The only free and comprehensive online etymological dictionary of the Spanish language
-ecer Inchoative verb-forming suffix

From Latin -escere, -iscere, and -ascere 'id.,' depending on the vowel stem. From Proto-Italic *-sk-e/o- 'id.' From Proto-Indo-European *-sḱ-e/o- 'id.'

Romance: Western Vulgar Latin *-escer: Asturian -ecer, Portuguese -ecer, -escer, Catalan -eix, French -is, Italian -isco (via vowel confusion -esco); Eastern Vulgar Latin: Aromanian -esc

Italic: Umbrian -sk-

Indo-European: Celtic: Old Irish -c; Balto-Slavic: Lithuanian *-šý- (prašýti), Old Church Slavonic *-si- (prositi); Germanic: Gothic *-h- (fraihnen); Armenian: *-c'a-; Indo-Iranian: Sanskrit *-ch- (> pr̥chā́mi "to ask"), Avestan *-sa (> pərəsa "to ask"); Anatolian: Hittite *-iski indicating repeated action

"The productive descendants of [Proto-Indo-European *-sḱ-é/ó-] differ in meaning from branch to branch. In Anatolian, the suffix indicates repeated, habitual, or background action, or action applied to more than one object... The habitual or durative sense is also found in Homeric Greek... Other Latin verbs with the suffix, however, are inchoatives (indicating the beginning or inception of an action or state)... Several verbs having the suffix that are reconstructible for PIE refer to asking or wishing, indicating perhaps that the suffix also once had a desiderative function." ~ B. Fortson, Indo-European Language and Culture (2011)
echar (Verb) "to throw"

12th cent. From Vulgar Latin *iectare 'id.' From Latin iactare "to hurl," from iacere "to throw" and frequentive suffix -tare (see note under faltar). From Proto-Italic *jak-i- 'id.' From late Proto-Indo-European word *(H)i̯h1-k-i̯- 'id.,' a formation from an originally aorist verb *Hi̯h1- 'id.'

Romance: Western Vulgar Latin: Asturian echar, French jeter, Italian gettare; Sardinian: ghetare

Indo-European: Hellenic: Ancient Greek ἵημι (híemi) "to release," Mycenaean i-je-si 'id.'
-eco Suffix indicating deformity and perversion.

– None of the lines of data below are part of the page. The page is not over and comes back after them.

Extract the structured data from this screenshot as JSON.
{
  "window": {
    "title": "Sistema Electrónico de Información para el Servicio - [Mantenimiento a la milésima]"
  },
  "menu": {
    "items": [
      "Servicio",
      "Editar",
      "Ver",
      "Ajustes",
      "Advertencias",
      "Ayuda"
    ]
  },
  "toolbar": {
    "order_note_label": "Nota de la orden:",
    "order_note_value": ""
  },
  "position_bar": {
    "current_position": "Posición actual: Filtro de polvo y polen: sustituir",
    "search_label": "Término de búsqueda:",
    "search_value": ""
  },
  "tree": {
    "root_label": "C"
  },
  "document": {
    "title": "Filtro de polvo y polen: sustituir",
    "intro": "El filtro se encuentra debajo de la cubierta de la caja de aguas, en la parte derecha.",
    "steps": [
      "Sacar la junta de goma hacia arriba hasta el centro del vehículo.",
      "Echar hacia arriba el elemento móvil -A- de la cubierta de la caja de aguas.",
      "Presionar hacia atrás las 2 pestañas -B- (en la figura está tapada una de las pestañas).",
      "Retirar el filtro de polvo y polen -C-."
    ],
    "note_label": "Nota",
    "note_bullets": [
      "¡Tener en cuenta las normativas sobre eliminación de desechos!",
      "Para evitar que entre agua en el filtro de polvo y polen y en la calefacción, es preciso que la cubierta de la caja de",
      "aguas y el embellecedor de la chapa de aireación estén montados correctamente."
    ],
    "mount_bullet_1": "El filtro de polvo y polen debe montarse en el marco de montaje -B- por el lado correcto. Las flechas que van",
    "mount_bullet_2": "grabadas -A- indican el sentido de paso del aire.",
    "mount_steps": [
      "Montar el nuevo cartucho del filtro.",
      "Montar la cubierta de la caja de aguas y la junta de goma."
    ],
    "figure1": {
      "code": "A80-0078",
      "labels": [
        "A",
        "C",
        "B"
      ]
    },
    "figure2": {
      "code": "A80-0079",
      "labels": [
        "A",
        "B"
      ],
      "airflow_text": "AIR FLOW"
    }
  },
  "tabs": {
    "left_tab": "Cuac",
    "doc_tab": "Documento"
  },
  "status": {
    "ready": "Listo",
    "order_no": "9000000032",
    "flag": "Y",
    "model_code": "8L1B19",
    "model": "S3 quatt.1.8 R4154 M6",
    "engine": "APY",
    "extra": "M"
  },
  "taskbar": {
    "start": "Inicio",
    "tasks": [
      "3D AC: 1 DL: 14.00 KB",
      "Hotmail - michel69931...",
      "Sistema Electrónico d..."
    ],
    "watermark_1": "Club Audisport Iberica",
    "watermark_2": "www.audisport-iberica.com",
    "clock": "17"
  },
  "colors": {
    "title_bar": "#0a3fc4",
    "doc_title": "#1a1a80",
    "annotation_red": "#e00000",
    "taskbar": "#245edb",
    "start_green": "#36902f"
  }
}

From Nahuatl -ic 'id.' Highly endemic to Central America dialects located in Nahuatl's historic linguistic territory. Not related to the diminutive suffix -eco, from Latin -icus, a variant of -ico.
edad f. (Noun) "age"

12th cent. From Latin ætas 'id.' From Old Latin aivom "time" (see evo) with noun-forming suffix -tas (see -dad).

Romance: Western Vulgar Latin: Asturian edá, Portuguese idade, Galician idade, Catalan edat, Italian età; Eastern Vulgar Latin: Romanian etate
-edad, -idad Noun-forming suffix indicating a state of being.

From Latin -itatem, accusative of -itas 'id.' From Proto-Italic *-i-tāts, an i-stem with suffix *-tāts (see -dad).
edificar (Verb) "to build"

13th cent. From Latin ædificare 'id.' from ædes "building" and facere "to make" (see hacer). Latin ædes is from Proto-Italic *aiþ- "hearth." From Proto-Indo-European *h2i̯dh- "to burn."

Romance: Western Vulgar Latin: Portuguese edificar, French édifier, Italian edificare

Italic: Oscan aídíl, Faliscan efiles, Volscan aidiles

Indo-European: Celtic: Old Irish áed "fire," Welsh aidd "ardor," Middle Breton oaz "jealousy;" Germanic: Old High German eit "pyre," Old English ād 'id.;' Hellenic: Ancient Greek αἴθειν (aíthein) "to burn;" Indo-Iranian: Sanskrit édha- "firewood," -idh- "igniting"
edificio m. (Noun) "building"

13th cent. From Latin ædificium 'id.,' from ædificare "to build" (see edificar).

Romance: Western Vulgar Latin: Portuguese edifício, Catalan edifici, French édifice, Italian edificio; Eastern Vulgar Latin: Romanian edificiu
eeuu m. (Noun) "United States"

An abbreviation of estados unidos. The double letters indicate each respective word is plural. See estado and unir.
efecto m. (Noun) "effect"

15th cent. From Latin effectus "accomplishment," from efficere "to accomplish." From ex- "out of" (see ex-) and facere "to make" (see hacer).

Romance: Western Vulgar Latin: Portuguese efeito, Catalan efecte, French effet, Italian effetto; Eastern Vulgar Latin: Romanian efect; Sardinian: efétu
eh (Interjection) "hey!"

C. 1732. As similar sounding interjections exist in all word languages, an etymology would be difficult nigh impossible.